Graft-versus-host disease (GVHD) is a complication that can occur after stem cell or bone marrow transplantation in which the newly transplanted donor cells attack the recipient's body.

"Graft-versus-host disease is the most serious complication from transplant that limits our ability to offer it more broadly. Current prevention strategies have remained mostly unchanged over the past 20 years. This study has us cautiously excited that there may be a potential new way to prevent this condition," says lead study author Sung Choi, M.D., assistant professor of pediatrics at the U-M Medical School.

The drug Vorinostat has the approval of the U.S Food and Drug Administration to treat certain types of cancer.

The U-M researchers, led by senior study author Pavan Reddy, M.D., found in laboratory studies that the drug had anti-inflammatory effects as well -- which they hypothesized could be useful in preventing graft-versus-host disease, a condition in which the new donor cells begin attacking other cells in the patient's body.

Choi will present data on the first 47 patients enrolled in the study at the University of Michigan Comprehensive Cancer Center and Washington University.
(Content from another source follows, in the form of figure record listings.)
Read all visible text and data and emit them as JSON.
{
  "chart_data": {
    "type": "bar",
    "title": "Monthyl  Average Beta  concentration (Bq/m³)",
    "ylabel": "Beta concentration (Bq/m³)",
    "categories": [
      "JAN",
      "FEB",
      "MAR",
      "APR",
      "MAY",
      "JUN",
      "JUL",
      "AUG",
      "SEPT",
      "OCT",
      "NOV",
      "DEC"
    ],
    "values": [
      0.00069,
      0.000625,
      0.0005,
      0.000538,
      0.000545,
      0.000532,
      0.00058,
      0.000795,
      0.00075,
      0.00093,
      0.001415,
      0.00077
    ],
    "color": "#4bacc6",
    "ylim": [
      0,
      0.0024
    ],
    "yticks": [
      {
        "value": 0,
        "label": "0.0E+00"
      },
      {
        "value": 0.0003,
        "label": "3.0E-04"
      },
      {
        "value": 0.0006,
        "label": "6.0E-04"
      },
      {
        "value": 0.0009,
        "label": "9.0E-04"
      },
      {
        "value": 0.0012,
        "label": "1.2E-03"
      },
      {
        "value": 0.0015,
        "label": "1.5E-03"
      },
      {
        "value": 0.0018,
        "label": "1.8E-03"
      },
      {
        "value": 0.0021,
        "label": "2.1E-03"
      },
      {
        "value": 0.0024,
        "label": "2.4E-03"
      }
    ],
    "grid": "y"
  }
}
These patients were older adults who were undergoing a reduced-intensity bone marrow transplant with cells donated from a relative. 

The researchers made sure that these patients received standard medication used after a transplant to prevent the disease. They also received vorinostat, orally  as pills.

Vorinostat was considered safe and tolerable by researchers, which could be given to vulnerable population, with manageable side effects.

The rate of patient death and cancer deterioration among the study participants was similar to historical averages.

Reddy, an associate professor of internal medicine at the U-M Medical School, has been studying this approach in the lab for eight years.

"This is an entirely new approach to preventing graft-vs.-host disease," Choi says. Specifically, vorinostat targets histone deacetylases, which are different from the usual molecules targeted by traditional treatments.

"Vorinostat has a dual effect as an anti-cancer and an anti-inflammatory agent. That's what's potentially great about using it to prevent graft-vs.-host, because it may also help prevent the leukemia from returning," Choi says.

The researchers hope next to test vorinostat in patients receiving a transplant from an unrelated donor, which carries an even greater risk of graft-vs.-host disease.